Efforts in other countries to help workers turn savings into streams of guaranteed retirement income have run into problems during the Great Recession.
Analysts at State Street Corp., Boston, a money manager, discuss other countries’ experiences with mandatory retirement savings annuitization programs in a report on the life insurance market.
The U.S. Department of Labor and other federal departments and agencies have been talking about the possibility of creating new types of annuitization options or requirements to help participants in 401(k) plans and other defined contribution retirement plans make their savings last through retirement.
In some countries, the Great Recession has caused problems both for income annuity performance and for access to safe guaranteed products, the analysts say.

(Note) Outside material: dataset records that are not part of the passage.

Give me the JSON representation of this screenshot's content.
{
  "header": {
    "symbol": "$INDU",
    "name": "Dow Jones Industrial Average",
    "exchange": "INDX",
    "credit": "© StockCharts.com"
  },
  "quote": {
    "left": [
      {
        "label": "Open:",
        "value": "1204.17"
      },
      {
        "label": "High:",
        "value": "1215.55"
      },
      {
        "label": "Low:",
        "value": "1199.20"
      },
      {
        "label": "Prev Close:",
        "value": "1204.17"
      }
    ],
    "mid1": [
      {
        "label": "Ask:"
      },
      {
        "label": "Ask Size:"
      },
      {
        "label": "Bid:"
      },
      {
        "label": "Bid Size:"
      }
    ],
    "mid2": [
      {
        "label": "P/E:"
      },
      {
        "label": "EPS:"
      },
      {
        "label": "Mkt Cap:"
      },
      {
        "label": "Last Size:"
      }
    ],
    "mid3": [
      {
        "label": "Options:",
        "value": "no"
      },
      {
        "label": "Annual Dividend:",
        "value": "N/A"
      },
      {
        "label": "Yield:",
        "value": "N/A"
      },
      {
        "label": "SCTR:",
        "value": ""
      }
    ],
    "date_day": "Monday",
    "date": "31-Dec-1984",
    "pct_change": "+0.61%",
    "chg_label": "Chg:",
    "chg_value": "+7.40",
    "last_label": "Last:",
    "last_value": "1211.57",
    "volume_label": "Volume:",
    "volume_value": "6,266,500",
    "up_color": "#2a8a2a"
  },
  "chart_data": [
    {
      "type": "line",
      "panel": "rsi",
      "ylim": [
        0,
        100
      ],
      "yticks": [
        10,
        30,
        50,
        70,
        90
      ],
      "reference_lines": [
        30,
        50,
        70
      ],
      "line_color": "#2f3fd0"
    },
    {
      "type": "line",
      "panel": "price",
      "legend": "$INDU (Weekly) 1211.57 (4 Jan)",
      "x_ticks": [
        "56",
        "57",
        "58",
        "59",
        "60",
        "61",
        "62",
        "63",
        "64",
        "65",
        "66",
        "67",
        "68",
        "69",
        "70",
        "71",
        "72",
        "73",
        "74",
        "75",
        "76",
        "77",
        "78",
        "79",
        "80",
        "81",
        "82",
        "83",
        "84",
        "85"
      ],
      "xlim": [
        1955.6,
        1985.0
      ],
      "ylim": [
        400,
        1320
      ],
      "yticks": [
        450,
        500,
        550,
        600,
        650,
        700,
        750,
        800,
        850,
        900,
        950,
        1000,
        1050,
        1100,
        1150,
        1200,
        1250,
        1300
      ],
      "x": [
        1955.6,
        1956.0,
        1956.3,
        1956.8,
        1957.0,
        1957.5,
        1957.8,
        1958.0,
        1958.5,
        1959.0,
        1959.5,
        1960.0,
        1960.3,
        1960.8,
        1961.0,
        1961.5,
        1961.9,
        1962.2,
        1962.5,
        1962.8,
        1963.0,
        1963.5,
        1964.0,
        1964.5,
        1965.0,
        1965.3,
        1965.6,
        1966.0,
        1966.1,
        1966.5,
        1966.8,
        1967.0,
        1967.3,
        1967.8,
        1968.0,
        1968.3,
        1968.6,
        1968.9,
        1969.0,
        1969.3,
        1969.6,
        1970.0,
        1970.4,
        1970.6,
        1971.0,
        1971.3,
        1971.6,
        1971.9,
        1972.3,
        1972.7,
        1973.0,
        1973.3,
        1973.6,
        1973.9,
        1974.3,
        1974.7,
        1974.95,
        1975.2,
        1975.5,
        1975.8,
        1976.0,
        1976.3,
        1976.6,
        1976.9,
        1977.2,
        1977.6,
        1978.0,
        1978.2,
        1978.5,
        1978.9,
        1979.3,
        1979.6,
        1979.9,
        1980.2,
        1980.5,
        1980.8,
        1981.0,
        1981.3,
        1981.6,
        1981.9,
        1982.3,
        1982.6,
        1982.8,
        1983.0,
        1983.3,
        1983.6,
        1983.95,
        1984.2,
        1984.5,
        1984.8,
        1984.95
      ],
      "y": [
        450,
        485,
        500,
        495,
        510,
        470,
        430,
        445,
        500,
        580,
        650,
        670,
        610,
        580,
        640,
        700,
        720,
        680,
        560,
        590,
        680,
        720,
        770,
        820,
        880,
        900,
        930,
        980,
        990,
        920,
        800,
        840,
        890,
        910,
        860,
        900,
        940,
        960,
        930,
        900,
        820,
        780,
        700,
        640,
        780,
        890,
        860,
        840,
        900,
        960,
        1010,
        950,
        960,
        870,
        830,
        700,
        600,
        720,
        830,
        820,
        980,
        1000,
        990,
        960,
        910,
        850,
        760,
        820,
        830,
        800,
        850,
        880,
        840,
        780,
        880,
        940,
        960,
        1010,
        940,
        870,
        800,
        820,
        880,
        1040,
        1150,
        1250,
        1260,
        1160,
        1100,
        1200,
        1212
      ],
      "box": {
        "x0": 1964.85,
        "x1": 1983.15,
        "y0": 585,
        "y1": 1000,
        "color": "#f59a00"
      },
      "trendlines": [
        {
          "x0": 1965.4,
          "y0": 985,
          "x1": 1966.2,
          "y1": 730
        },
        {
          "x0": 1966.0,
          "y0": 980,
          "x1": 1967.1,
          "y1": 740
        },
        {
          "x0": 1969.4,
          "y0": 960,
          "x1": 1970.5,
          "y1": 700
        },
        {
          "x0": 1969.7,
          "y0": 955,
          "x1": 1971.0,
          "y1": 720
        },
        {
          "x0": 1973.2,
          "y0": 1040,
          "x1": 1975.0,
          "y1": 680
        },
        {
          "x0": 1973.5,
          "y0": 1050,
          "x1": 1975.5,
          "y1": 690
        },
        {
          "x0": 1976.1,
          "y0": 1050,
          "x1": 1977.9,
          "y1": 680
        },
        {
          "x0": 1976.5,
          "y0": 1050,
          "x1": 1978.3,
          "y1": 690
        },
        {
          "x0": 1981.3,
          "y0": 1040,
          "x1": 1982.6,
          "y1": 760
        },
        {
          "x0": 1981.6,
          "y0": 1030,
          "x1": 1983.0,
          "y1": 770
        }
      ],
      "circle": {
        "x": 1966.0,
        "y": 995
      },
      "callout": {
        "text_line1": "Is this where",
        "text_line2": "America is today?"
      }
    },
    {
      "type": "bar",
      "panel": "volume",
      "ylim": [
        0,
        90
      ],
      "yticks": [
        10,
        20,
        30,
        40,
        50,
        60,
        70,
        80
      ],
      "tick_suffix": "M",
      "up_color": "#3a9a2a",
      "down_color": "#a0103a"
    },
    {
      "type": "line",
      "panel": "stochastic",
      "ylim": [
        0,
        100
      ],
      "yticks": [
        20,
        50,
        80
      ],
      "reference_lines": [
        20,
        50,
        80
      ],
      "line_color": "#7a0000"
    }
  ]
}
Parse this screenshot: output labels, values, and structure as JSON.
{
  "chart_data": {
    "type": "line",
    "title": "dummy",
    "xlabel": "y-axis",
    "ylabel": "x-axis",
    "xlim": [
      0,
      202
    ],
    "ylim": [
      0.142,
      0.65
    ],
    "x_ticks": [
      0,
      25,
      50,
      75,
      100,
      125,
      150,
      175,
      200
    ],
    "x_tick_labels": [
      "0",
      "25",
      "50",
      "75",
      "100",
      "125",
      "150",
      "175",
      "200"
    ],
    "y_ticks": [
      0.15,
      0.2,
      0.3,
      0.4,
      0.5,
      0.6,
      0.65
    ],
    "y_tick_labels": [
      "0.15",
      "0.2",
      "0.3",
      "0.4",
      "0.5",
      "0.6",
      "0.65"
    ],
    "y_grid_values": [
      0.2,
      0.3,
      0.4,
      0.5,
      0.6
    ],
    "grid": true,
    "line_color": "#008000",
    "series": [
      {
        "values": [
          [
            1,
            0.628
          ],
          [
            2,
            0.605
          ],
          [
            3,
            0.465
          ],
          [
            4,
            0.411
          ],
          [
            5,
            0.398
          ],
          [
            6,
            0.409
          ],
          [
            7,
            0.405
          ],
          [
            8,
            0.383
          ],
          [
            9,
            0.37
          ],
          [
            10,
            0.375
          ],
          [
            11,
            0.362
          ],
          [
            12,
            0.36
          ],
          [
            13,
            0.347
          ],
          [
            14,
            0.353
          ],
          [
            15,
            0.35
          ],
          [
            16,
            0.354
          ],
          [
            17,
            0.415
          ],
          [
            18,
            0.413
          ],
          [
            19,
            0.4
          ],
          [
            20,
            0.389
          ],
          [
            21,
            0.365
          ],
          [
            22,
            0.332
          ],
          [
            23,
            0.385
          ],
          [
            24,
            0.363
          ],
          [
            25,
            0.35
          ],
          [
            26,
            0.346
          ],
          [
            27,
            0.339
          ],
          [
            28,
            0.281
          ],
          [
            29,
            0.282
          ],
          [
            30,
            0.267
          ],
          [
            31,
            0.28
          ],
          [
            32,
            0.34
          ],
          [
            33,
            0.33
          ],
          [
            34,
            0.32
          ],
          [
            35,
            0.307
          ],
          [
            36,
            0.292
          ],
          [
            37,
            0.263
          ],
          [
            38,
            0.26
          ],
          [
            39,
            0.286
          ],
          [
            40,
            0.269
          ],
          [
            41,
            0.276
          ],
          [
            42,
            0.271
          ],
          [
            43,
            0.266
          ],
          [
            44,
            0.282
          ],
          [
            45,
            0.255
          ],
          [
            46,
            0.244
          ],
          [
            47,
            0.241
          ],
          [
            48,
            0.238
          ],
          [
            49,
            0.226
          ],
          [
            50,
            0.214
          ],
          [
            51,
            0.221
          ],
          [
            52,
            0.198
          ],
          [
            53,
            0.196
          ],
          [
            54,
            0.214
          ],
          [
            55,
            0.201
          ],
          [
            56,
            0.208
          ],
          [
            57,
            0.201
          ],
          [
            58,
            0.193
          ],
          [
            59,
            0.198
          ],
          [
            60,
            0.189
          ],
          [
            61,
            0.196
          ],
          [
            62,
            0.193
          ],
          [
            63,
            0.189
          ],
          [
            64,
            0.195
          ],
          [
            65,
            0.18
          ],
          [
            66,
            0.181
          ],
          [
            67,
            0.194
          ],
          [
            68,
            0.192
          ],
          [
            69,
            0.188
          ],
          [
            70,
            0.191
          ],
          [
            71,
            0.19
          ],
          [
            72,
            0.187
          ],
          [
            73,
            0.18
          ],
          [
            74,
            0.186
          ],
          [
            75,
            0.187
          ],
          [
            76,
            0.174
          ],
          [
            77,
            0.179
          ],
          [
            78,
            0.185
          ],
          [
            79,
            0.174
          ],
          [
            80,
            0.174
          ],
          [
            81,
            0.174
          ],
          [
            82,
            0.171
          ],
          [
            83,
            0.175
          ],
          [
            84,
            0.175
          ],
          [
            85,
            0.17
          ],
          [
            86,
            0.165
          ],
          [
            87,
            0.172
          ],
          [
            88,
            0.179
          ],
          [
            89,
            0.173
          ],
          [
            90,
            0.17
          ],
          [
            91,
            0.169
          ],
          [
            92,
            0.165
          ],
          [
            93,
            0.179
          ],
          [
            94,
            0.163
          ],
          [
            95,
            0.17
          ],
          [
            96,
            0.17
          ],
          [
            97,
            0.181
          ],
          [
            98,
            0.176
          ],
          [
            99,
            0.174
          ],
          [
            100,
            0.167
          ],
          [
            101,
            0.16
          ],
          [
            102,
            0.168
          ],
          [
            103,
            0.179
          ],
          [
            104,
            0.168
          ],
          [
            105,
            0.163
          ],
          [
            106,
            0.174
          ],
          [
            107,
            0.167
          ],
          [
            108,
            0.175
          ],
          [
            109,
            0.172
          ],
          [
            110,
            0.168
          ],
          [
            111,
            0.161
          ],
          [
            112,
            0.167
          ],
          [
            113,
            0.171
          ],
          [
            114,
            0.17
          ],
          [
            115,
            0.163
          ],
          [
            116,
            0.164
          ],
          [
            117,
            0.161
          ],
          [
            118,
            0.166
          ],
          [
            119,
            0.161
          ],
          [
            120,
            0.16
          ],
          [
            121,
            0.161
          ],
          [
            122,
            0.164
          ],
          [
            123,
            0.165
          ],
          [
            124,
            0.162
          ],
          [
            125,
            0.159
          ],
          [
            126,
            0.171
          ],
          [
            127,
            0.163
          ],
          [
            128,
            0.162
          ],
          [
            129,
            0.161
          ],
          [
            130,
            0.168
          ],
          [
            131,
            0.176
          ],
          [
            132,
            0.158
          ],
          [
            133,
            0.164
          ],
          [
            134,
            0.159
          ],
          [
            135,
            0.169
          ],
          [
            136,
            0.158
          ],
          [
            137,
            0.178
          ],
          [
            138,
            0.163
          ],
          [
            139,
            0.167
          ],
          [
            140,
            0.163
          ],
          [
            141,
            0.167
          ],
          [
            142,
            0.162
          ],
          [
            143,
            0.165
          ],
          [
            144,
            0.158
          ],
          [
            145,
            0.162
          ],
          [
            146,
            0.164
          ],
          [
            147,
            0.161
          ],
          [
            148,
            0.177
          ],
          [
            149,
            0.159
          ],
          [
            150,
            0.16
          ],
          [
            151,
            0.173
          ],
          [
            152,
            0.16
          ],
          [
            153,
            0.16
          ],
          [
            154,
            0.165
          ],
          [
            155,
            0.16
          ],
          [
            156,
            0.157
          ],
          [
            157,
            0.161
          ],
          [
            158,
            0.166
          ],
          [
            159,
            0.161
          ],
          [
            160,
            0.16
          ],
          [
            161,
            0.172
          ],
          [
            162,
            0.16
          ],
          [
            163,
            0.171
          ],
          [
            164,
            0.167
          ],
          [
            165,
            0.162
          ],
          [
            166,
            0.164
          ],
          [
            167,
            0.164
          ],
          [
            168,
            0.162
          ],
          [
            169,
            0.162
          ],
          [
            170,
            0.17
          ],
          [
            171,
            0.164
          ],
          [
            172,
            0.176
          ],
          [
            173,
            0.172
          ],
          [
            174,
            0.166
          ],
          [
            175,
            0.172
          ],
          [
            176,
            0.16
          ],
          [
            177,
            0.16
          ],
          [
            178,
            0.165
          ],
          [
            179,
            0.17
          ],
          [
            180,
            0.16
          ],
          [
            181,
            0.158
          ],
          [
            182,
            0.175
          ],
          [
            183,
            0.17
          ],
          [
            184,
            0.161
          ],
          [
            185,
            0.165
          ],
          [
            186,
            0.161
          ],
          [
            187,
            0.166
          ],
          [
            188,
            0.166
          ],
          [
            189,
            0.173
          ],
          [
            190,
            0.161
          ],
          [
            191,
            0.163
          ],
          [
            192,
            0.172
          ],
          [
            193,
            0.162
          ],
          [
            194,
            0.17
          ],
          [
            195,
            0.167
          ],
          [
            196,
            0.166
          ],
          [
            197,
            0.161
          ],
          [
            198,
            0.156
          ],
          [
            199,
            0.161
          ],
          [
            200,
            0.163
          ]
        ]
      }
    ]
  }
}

The United Kingdom, for example, has had a compulsory annuitization program that has required defined contribution plan participants and holders of individual retirement savings products to roll their assets into annuities by the time they were 75.
“In 2009, annuity rates fell due to the financial crisis, causing pensioners who purchased annuities to accept the risk of receiving only half the income they might have otherwise expected from an annuity in previous years,” the analysts say.
Now, a new U.K. government has decided to end the annuitization requirement, the analysts say.
In other markets, the companies that once backed insurance-wrapped retirement investments have backed away due to the challenging market conditions, the analysts say.
“Hence,” the analysts predict, “the next frontier for innovation will be in translating lump-sum retirement savings into income while also addressing longevity risk.”
Meanwhile, “there are signs that capital intensive products, such as old-style annuities, may be on the way out,” the analysts say. “In some markets, this shift is already happening.”